Advances in the application of recombinase-aided amplification combined with CRISPR-Cas technology in quick detection of pathogenic microbes

Abstract

The rapid diagnosis of pathogenic infections plays a vital role in disease prevention, control, and public health safety. Recombinase-aided amplification (RAA) is an innovative isothermal nucleic acid amplification technology capable of fast DNA or RNA amplification at low temperatures. RAA offers advantages such as simplicity, speed, precision, energy efficiency, and convenient operation. This technology relies on four essential components: recombinase, single-stranded DNA-binding protein (SSB), DNA polymerase, and deoxyribonucleoside triphosphates, which collectively replace the laborious thermal cycling process of traditional polymerase chain reaction (PCR). In recent years, the CRISPR-Cas (clustered regularly interspaced short palindromic repeats-associated proteins) system, a groundbreaking genome engineering tool, has garnered widespread attention across biotechnology, agriculture, and medicine. Increasingly, researchers have integrated the recombinase polymerase amplification system (or RAA system) with CRISPR technology, enabling more convenient and intuitive determination of detection results. This integration has significantly expanded the application of RAA in pathogen detection. The step-by-step operation of these two systems has been successfully employed for molecular diagnosis of pathogenic microbes, while the single-tube one-step method holds promise for efficient pathogen detection. This paper provides a comprehensive review of RAA combined with CRISPR-Cas and its applications in pathogen detection, aiming to serve as a valuable reference for further research in related fields.

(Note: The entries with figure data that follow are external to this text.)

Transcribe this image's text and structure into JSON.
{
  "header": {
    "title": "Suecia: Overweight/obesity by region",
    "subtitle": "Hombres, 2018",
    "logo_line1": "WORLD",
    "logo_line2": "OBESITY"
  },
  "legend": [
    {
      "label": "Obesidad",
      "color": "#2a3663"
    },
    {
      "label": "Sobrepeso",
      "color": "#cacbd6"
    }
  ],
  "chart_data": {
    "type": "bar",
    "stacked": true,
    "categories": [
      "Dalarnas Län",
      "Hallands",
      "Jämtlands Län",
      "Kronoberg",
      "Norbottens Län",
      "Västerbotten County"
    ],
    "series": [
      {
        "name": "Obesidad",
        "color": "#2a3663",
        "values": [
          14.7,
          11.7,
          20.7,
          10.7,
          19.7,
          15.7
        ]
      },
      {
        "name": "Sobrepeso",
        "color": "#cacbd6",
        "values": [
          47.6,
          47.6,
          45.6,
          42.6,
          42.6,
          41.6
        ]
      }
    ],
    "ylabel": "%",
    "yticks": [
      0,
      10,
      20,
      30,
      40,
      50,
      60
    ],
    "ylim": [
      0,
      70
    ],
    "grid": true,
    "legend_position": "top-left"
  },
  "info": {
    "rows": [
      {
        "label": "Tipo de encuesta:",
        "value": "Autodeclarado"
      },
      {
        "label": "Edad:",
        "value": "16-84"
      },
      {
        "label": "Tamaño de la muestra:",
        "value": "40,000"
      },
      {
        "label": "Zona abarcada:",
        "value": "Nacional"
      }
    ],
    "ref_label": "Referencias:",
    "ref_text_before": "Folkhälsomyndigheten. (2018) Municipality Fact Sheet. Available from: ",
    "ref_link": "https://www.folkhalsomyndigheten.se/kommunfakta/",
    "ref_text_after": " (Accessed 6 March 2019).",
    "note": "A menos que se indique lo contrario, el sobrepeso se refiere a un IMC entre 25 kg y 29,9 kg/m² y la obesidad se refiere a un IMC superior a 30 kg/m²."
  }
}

Keywords: clustered regularly interspaced short palindromic repeats associated proteins; pathogenic microbes; quick detection; recombinase-aided amplification; specific diagnosis.

FIGURE 1

Schematic diagram of RAA implementation for real-time detection. This figure was drawn by Figdraw. The single fluorogenic probe includes fluorophor, quencher and 3′block, and exonuclease cannot recognize the single fluorogenic probe. As the probe binds to the target DNA, exonuclease recognizes tetrahydrofuran on the probe abasic site and cleavage them, allowing the fluorophor and quencher to separate and fluoresce. At the same time, DNA polymerase unblocks the 3′block and completes the chain extension.

FIGURE 2

Schematic diagram of single-tube one-step method. This figure was drawn by Figdraw. The specific principle of single-tube one-step detection of RNA viruses is as follows: in the nucleic acid amplification system under constant temperature conditions, firstly, dNTP is used as substrate material, mRNA is used as a template, and under the action of reverse transcriptase, a cDNA single-strand complementary to the RNA template is synthesized to form DNA-RNA heterozygote. In this DNA-RNA heterozygote, RNA is specifically degraded by reverse transcriptase, and then dNTP is used as the substrate, the first strand of cDNA is used as a template, and under the action of DNA polymerase, the second strand of cDNA is synthesized, and finally the double-stranded DNA molecule is formed, that is, the DNA synthesis process guided by RNA is completed. Then, this double-stranded DNA molecule is used as the template DNA. When the primer finds the complementary sequence that perfectly matches the template DNA, with the help of recombinase, the double-stranded structure of the template DNA is opened, while SSB stabilizes the displaced DNA chain, and the extension of the strand is completed under the action of DNA polymerase to form a new complementary strand of DNA. The T7 RNA polymerase transcribed the amplified product into RNA, while the Cas13a protein specifically bound the target nucleic acid under the guidance of crRNA, the protein structure was changed, and was converted into ribonuclease, which was non-specific to cut RNA. The incidental cutting activity could cut the introduced externally derived FQ-coated ssRNA probe. The fluorescence signal can be amplified rapidly to detect the target nucleic acid quickly.